Security Fears Grow at Southwest Border

Unchecked illegal immigration means porous borders for those seeking work, those seeking terror


HARLINGEN, Texas -- In a storefront courthouse in the baking-hot Rio Grande Valley, next to a "beauty academy" and across from a sleepy coffee shop, US Immigration Judge David Ayala is a study in effortless efficiency. He pulls blue files one by one from a tall stack, announces the name of an undocumented immigrant caught slipping across the US border, and orders the defendant deported.

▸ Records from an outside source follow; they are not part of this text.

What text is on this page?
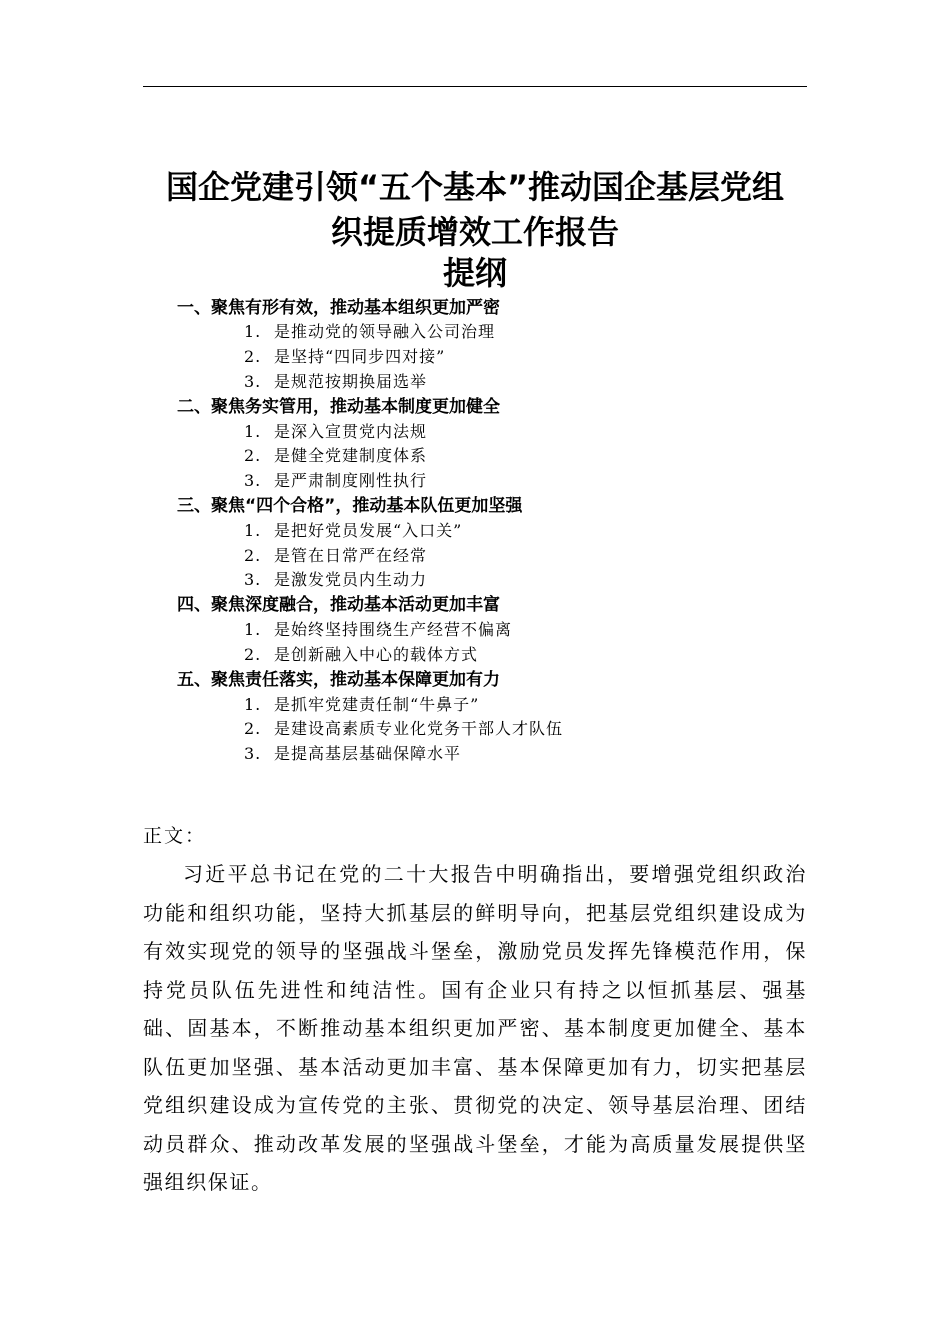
国企党建引领“五个基本”推动国企基层党组
织提质增效工作报告
提纲
一、聚焦有形有效，推动基本组织更加严密
1. 是推动党的领导融入公司治理
2. 是坚持“四同步四对接”
3. 是规范按期换届选举
二、聚焦务实管用，推动基本制度更加健全
1. 是深入宣贯党内法规
2. 是健全党建制度体系
3. 是严肃制度刚性执行
三、聚焦“四个合格”，推动基本队伍更加坚强
1. 是把好党员发展“入口关”
2. 是管在日常严在经常
3. 是激发党员内生动力
四、聚焦深度融合，推动基本活动更加丰富
1. 是始终坚持围绕生产经营不偏离
2. 是创新融入中心的载体方式
五、聚焦责任落实，推动基本保障更加有力
1. 是抓牢党建责任制“牛鼻子”
2. 是建设高素质专业化党务干部人才队伍
3. 是提高基层基础保障水平
正文：
习近平总书记在党的二十大报告中明确指出，要增强党组织政治功能和组织功能，坚持大抓基层的鲜明导向，把基层党组织建设成为有效实现党的领导的坚强战斗堡垒，激励党员发挥先锋模范作用，保持党员队伍先进性和纯洁性。国有企业只有持之以恒抓基层、强基础、固基本，不断推动基本组织更加严密、基本制度更加健全、基本队伍更加坚强、基本活动更加丰富、基本保障更加有力，切实把基层党组织建设成为宣传党的主张、贯彻党的决定、领导基层治理、团结动员群众、推动改革发展的坚强战斗堡垒，才能为高质量发展提供坚强组织保证。
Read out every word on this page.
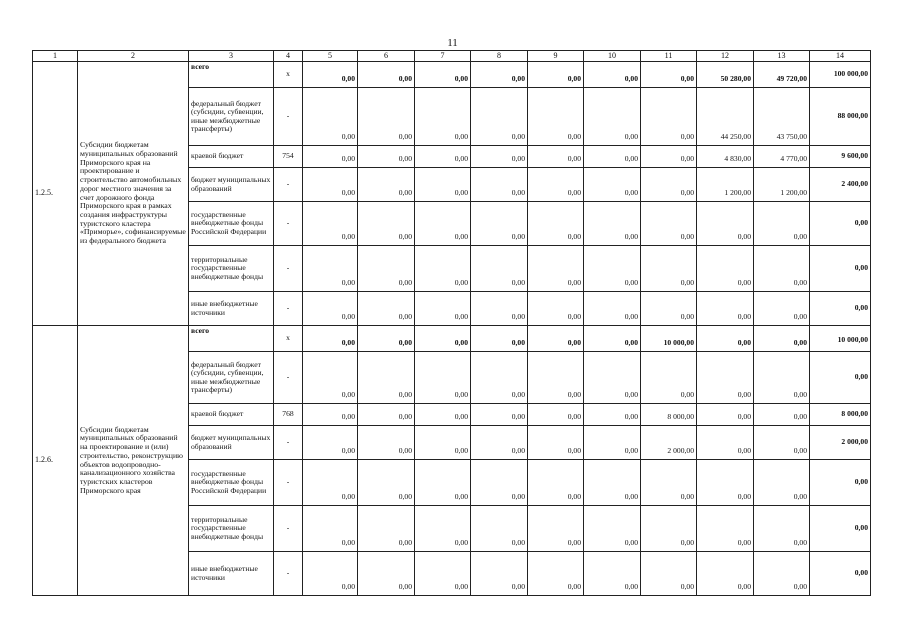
11
1	2	3	4	5	6	7	8	9	10	11	12	13	14
1.2.5.	Субсидии бюджетам муниципальных образований Приморского края на проектирование и строительство автомобильных дорог местного значения за счет дорожного фонда Приморского края в рамках создания инфраструктуры туристского кластера «Приморье», софинансируемые из федерального бюджета	всего	х	0,00	0,00	0,00	0,00	0,00	0,00	0,00	50 280,00	49 720,00	100 000,00
		федеральный бюджет (субсидии, субвенции, иные межбюджетные трансферты)	-	0,00	0,00	0,00	0,00	0,00	0,00	0,00	44 250,00	43 750,00	88 000,00
		краевой бюджет	754	0,00	0,00	0,00	0,00	0,00	0,00	0,00	4 830,00	4 770,00	9 600,00
		бюджет муниципальных образований	-	0,00	0,00	0,00	0,00	0,00	0,00	0,00	1 200,00	1 200,00	2 400,00
		государственные внебюджетные фонды Российской Федерации	-	0,00	0,00	0,00	0,00	0,00	0,00	0,00	0,00	0,00	0,00
		территориальные государственные внебюджетные фонды	-	0,00	0,00	0,00	0,00	0,00	0,00	0,00	0,00	0,00	0,00
		иные внебюджетные источники	-	0,00	0,00	0,00	0,00	0,00	0,00	0,00	0,00	0,00	0,00
1.2.6.	Субсидии бюджетам муниципальных образований на проектирование и (или) строительство, реконструкцию объектов водопроводно-канализационного хозяйства туристских кластеров Приморского края	всего	х	0,00	0,00	0,00	0,00	0,00	0,00	10 000,00	0,00	0,00	10 000,00
		федеральный бюджет (субсидии, субвенции, иные межбюджетные трансферты)	-	0,00	0,00	0,00	0,00	0,00	0,00	0,00	0,00	0,00	0,00
		краевой бюджет	768	0,00	0,00	0,00	0,00	0,00	0,00	8 000,00	0,00	0,00	8 000,00
		бюджет муниципальных образований	-	0,00	0,00	0,00	0,00	0,00	0,00	2 000,00	0,00	0,00	2 000,00
		государственные внебюджетные фонды Российской Федерации	-	0,00	0,00	0,00	0,00	0,00	0,00	0,00	0,00	0,00	0,00
		территориальные государственные внебюджетные фонды	-	0,00	0,00	0,00	0,00	0,00	0,00	0,00	0,00	0,00	0,00
		иные внебюджетные источники	-	0,00	0,00	0,00	0,00	0,00	0,00	0,00	0,00	0,00	0,00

There are no cries of protest. The defendants are nowhere to be found. Other than the thwack of a stamp and the judge's voice, the only other sound in the tiny courtroom is the quiet hum of an air conditioner, as Ayala goes through the motions before a Department of Homeland Security prosecutor and a reporter.

Unlike undocumented Mexicans, most of whom are quickly returned to their country after they are arrested, almost all non-Mexicans are charged and released in the United States if they do not have a criminal record and are not deemed a security threat. But like this day, few of the immigrants show up to face charges that they entered the country illegally.

When their names are called, 98 percent of all undocumented aliens ordered to appear at Harlingen Immigration Court do not answer. They are weeks into their new lives in all corners of the United States.

The no-show rate, the highest of those for all 53 immigration courts in the country, has deteriorated as undocumented, non-Mexican immigrants have been crossing the border in exponentially increasing numbers, many from known terrorist breeding grounds such as Pakistan.

High-ranking federal officials, including retired Admiral James Loy of the Coast Guard, who served as deputy secretary of Homeland Security until March, have warned Congress that terrorists might exploit the porous border with Mexico to enter the United States, where they can take their chances with immigration officials who often have no choice but to release non-Mexicans.

Such infiltration "is a concern for us," said Roy Cervantes, the US Border Patrol spokesman in Harlingen.

Nationwide, the number of non-Mexicans who are entering the country illegally is skyrocketing, according to the Department of Homeland Security. Through Aug. 9, for the first 10 months of fiscal 2005, a total of 135,097 non-Mexicans had been apprehended out of 1.02 million undocumented immigrants arrested overall. In all of fiscal 2004, the number of non-Mexicans apprehended was 75,392; in fiscal 2003, the figure was 49,545.

The arrivals are coming from all over the globe, using smugglers in Mexico and the United States to ferry them to river crossings and to guide them along dangerous desert trails in their quest for a better life. The inability of the Border Patrol to stem the tide has provoked a fierce debate about immigration policy and security priorities. The governors of New Mexico, Bill Richardson, and of Arizona, Janet Napolitano, both Democrats, declared states of emergency along their southern borders this month.

Big-business interests are concerned that an aggressive federal crackdown on immigration could affect the estimated 10 million undocumented workers in the United States, and who provide a steady source of low-cost labor.

But many lawmakers from border states and others, such as the Minutemen volunteers who monitor the borders, are sounding an alarm.

"The borders are worse today than they have ever been," said US Representative John Culberson, a Houston Republican who has filed a bill to create an armed volunteer militia that would be supervised by border-state governors. "There's an absolute invasion going on."

Other observers, such as the executive director of the League of United Latin American Citizens, Brent Wilkes, suggest that the outcry against the growing influx of non-Mexican immigrants, many of them from Central and South America, is rooted in racial bias.

"We get concerned when we feel like the security issue is used as a ruse to crack down on Hispanic immigrants who are economic refugees," Wilkes said. "There's a lot of people playing up the threat of terrorists coming across the Mexican border."